Silicon Valley’s office market cooled slightly during the first quarter of 2017. Pre-lease activity in suburban Silicon Valley areas was down, leading to higher vacancy rates. Office vacancy rates increased to 13.3% in Q1 2017, up from 11.5% in Q4 2016, according to a report from the Silicon Valley Institute for Regional Studies in partnership with JLL.

Asking rents decreased to $4.06/SF during last quarter compared to $4.21/SF in Q4 2016, but rents remain higher than the roughly $2.50/SF asking rents in 2010. Demand for large space is down. Tech companies are continuing their growth at a slower pace than 2015-2016. Large space leasing was strong in Silicon Valley and San Francisco with Uber, Slack, Cavium and Accenture taking space of more than 100K SF.

The story is a little different among high-demand transit-oriented sites. Offices near transit reported lower vacancy rates of 8.2% compared to the 10.7% vacancy rate for offices not near transit. Rents for space near transit was $5.04/SF compared to the $3.75/SF not close to transit.

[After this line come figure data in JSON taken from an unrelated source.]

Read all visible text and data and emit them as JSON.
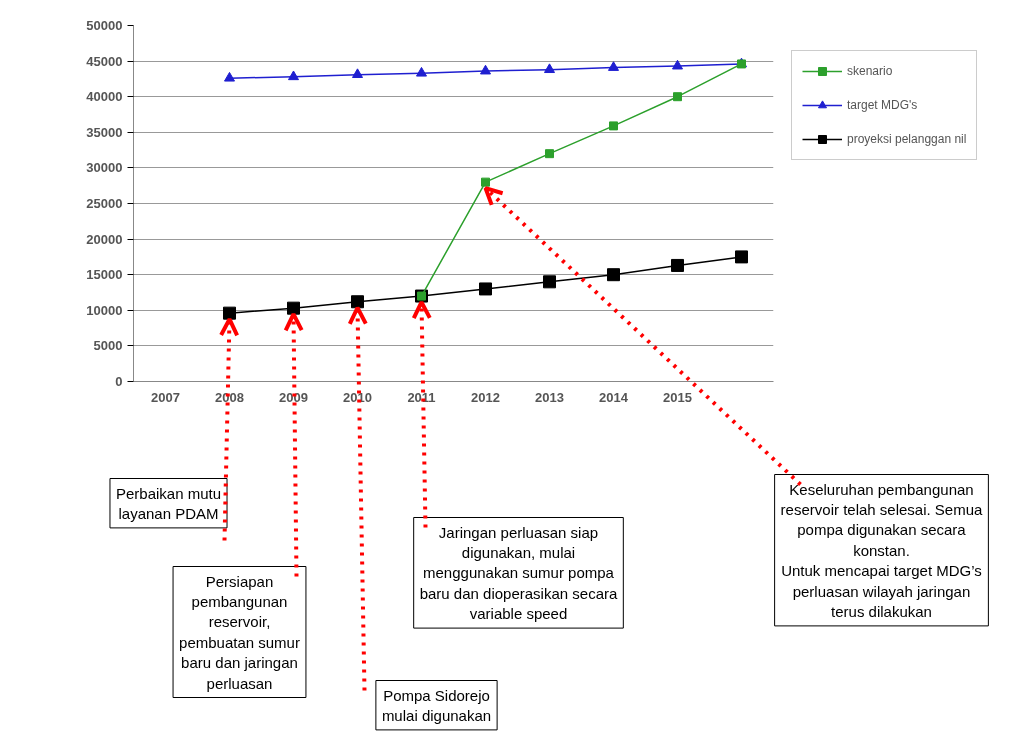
{
  "chart_data": {
    "type": "line",
    "categories": [
      "2007",
      "2008",
      "2009",
      "2010",
      "2011",
      "2012",
      "2013",
      "2014",
      "2015",
      null
    ],
    "series": [
      {
        "name": "skenario",
        "color": "#2ca02c",
        "marker": "square",
        "values": [
          null,
          null,
          null,
          null,
          12000,
          28000,
          32000,
          35900,
          40000,
          44600
        ]
      },
      {
        "name": "target MDG's",
        "color": "#1f1fd0",
        "marker": "triangle",
        "values": [
          null,
          42600,
          42800,
          43100,
          43300,
          43600,
          43800,
          44100,
          44300,
          44600
        ]
      },
      {
        "name": "proyeksi pelanggan nil",
        "color": "#000000",
        "marker": "square",
        "values": [
          null,
          9600,
          10300,
          11200,
          12000,
          13000,
          14000,
          15000,
          16300,
          17500
        ]
      }
    ],
    "ylim": [
      0,
      50000
    ],
    "yticks": [
      0,
      5000,
      10000,
      15000,
      20000,
      25000,
      30000,
      35000,
      40000,
      45000,
      50000
    ],
    "grid": "y",
    "legend": "right",
    "annotations": [
      {
        "text": "Perbaikan mutu\nlayanan PDAM",
        "x": "2008",
        "y": 9600
      },
      {
        "text": "Persiapan\npembangunan\nreservoir,\npembuatan sumur\nbaru dan jaringan\nperluasan",
        "x": "2009",
        "y": 10300
      },
      {
        "text": "Pompa Sidorejo\nmulai digunakan",
        "x": "2010",
        "y": 11200
      },
      {
        "text": "Jaringan perluasan siap\ndigunakan, mulai\nmenggunakan sumur pompa\nbaru dan dioperasikan secara\nvariable speed",
        "x": "2011",
        "y": 12000
      },
      {
        "text": "Keseluruhan pembangunan\nreservoir telah selesai. Semua\npompa digunakan secara\nkonstan.\nUntuk mencapai target MDG’s\nperluasan wilayah jaringan\nterus dilakukan",
        "x": "2012",
        "y": 28000
      }
    ]
  }
}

Last quarter, 15.5M SF of office was under construction with 46% pre-leased. Tech companies made up 75% of this pre-leased space, or 5.3M SF. Of the seven office projects to deliver last quarter, only two were not fully pre-leased at the time of delivery. Those included Rockwood Capital’s 260K SF development at 237 Moffett Park Drive and Deutsche AWM’s 85K SF Menlo Park development at 80-85 Willow Road.